Sequential testing solves one of the biggest practical problems in experimentation: the urge to peek at results before the test is "done." Traditional fixed-horizon testing says you must wait until the predetermined sample size is reached. Sequential testing says you can look anytime — as long as you adjust the significance thresholds accordingly.

Why Fixed-Horizon Testing Fails in Practice

In theory, you set a sample size, run the test, and analyze results once. In practice, stakeholders ask "is it winning yet?" on day 2. Product managers want to ship the winner before the quarter ends. Developers want to free up the experiment slot. Peeking is inevitable, and peeking in fixed-horizon tests inflates false positive rates dramatically.

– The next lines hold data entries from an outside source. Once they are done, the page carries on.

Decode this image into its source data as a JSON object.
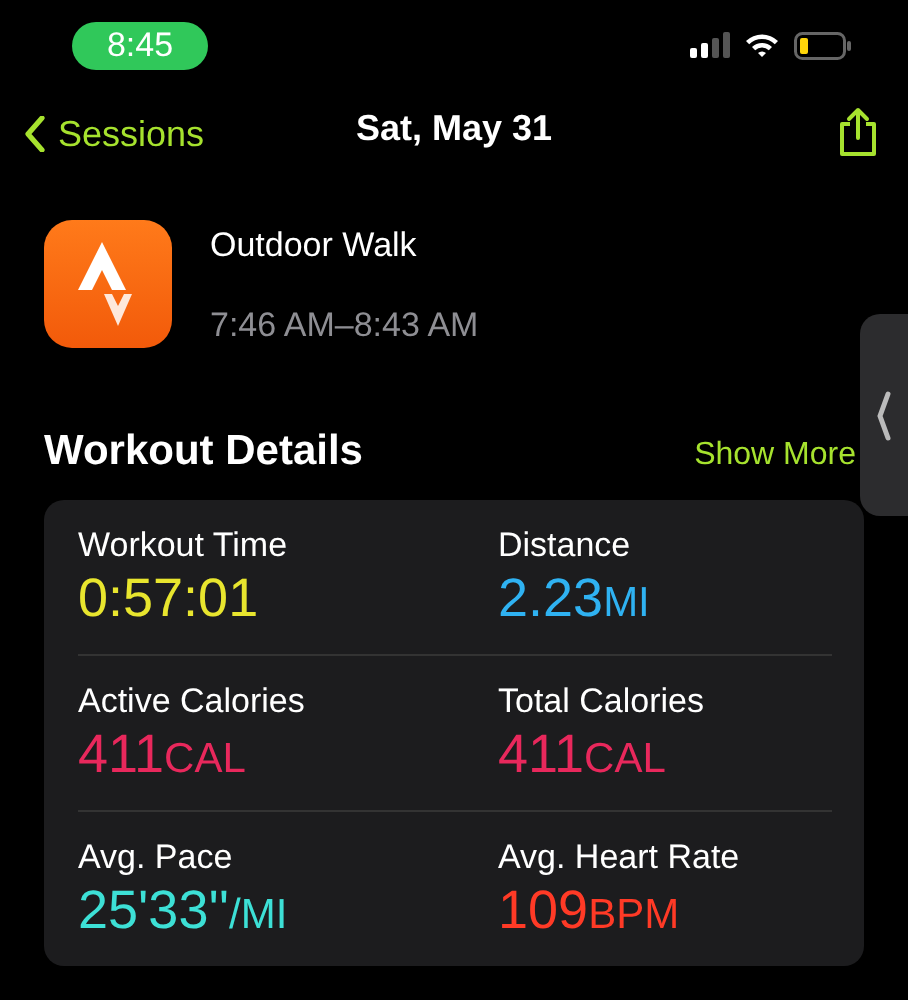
{
  "status_bar": {
    "time": "8:45"
  },
  "nav": {
    "back": "Sessions",
    "title": "Sat, May 31"
  },
  "workout": {
    "name": "Outdoor Walk",
    "time_range": "7:46 AM–8:43 AM"
  },
  "section": {
    "title": "Workout Details",
    "action": "Show More"
  },
  "metrics": [
    {
      "label": "Workout Time",
      "value": "0:57:01",
      "color": "#e8e52e"
    },
    {
      "label": "Distance",
      "value": "2.23",
      "unit": "MI",
      "color": "#2fb2f2"
    },
    {
      "label": "Active Calories",
      "value": "411",
      "unit": "CAL",
      "color": "#e8285c"
    },
    {
      "label": "Total Calories",
      "value": "411",
      "unit": "CAL",
      "color": "#e8285c"
    },
    {
      "label": "Avg. Pace",
      "value": "25'33''",
      "unit": "/MI",
      "color": "#3de0d6"
    },
    {
      "label": "Avg. Heart Rate",
      "value": "109",
      "unit": "BPM",
      "color": "#ff3a26"
    }
  ]
}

How Sequential Testing Works

Sequential testing methods (like the always-valid p-value, mSPRT, or confidence sequences) adjust the significance threshold at each observation point. You pay a small penalty in statistical power for the ability to peek — but you eliminate the false positive inflation that makes peeked-at fixed-horizon tests unreliable.

Which Method to Use

Most modern experimentation platforms (Optimizely, Statsig, Eppo) use some form of sequential testing. If you're building your own analysis, the always-valid confidence sequence is the most practical approach. For simpler implementations, group sequential designs with O'Brien-Fleming spending functions work well.

Practical Application

If your organization peeks at experiment results (and it does), adopt sequential testing. The mathematical framework makes peeking safe. It's better to use a valid statistical method that matches your actual behavior than to use a theoretically optimal method that everyone violates.